Membre élu de 2012 à 2018 du Conseil des Innus de Pessamit et cofondateur de la Station Uapishka, Raymond Rousselot est né dans les années cinquante dans une famille de chasseurs. Il a appris l’Innu Aitun de son grand-père, qui a pratiqué le mode de vie traditionnel jusqu’à l’âge de  90 ans. Après ses études en gestion de la faune, M. Rousselot s’est voué à  l’entrepreneuriat autochtone et au développement communautaire. Il s’y  consacre depuis maintenant plus de 40 ans. Il compte parmi les ainés les  plus inspirants de la communauté de Pessamit. Il fut notamment  l’instigateur du programme Uetshu, un programme d’insertion  socioprofessionnel se déroulant à la Station Uapishka destiné aux jeunes Innus.

Guillaume Proulx

Guillaume Proulx, conseiller au sein de la RMBMU, est diplômé à la  maîtrise en aménagement du territoire et développement régional et  s’est notamment impliqué en recherche en milieux autochtones et  nordiques au Québec.

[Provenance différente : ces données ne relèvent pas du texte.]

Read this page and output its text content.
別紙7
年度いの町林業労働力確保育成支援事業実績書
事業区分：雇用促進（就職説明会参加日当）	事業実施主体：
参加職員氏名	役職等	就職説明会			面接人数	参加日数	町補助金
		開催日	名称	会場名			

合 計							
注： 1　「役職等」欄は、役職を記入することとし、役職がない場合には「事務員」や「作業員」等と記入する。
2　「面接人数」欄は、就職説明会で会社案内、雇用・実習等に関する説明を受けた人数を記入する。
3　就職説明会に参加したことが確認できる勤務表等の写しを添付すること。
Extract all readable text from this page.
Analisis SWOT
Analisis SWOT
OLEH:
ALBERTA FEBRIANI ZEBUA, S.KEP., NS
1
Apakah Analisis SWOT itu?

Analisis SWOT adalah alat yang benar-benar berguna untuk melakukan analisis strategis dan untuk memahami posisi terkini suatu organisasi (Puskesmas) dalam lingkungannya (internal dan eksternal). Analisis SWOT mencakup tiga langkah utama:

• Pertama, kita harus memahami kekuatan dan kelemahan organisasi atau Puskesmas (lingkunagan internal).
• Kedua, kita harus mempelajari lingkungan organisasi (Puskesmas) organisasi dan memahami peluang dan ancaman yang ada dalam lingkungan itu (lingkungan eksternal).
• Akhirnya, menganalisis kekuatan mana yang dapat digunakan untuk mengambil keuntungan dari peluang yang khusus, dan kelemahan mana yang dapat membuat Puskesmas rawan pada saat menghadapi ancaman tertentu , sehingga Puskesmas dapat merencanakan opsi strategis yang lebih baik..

Il fut membre étudiant du partenariat de  recherche « Habiter le Nord québécois » impliquant les communautés  innues et inuites du Québec et a travaillé parallèlement au sein de  la Chaire de leadership en enseignement en foresterie autochtone de  l’Université Laval.

Liste des acronymes

ACRBAssociation canadienne des réserves de la biosphère
MFFP Ministère des Forêts, de la Faune et des Parcs du Québec
RB         Réserve de biosphère
RMBMURéserve de biosphère de Manicouagan-Uapishka
UNESCOOrganisation des Nations Unies pour l’Éducation, la Science et la Culture

À propos de la Réserve de la biosphère Manicouagan-Uapishka

La Réserve de la biosphère ManicouaganUapishka, désignée par l’UNESCO le 18 septembre 2007, constitue un site d’étude, d’expérimentation et de diffusion du savoirfaire en matière de développement durable. Elle s’insère dans un réseau mondial qui compte 686 sites répartis dans 122 pays, dont 18 sont au Canada et 4 au Québec. Les Réserves de biosphère sont des sites désignés par les gouvernements nationaux et reconnus par l’UNESCO dans le cadre de son Programme sur l’Homme et la Biosphère (MAB). 

Ce statut constitue l’un des principaux outils internationaux de réflexion sur le développement durable et d’application de celui-ci. Il inclut la dimension humaine et soustend le développement régional et la création de richesses. Trois fonctions statutaires y sont rattachées, soit la conservation du patrimoine naturel, le développement économique et social ainsi que l’appui logistique aux activités de recherche, de surveillance, de formation et d’éducation.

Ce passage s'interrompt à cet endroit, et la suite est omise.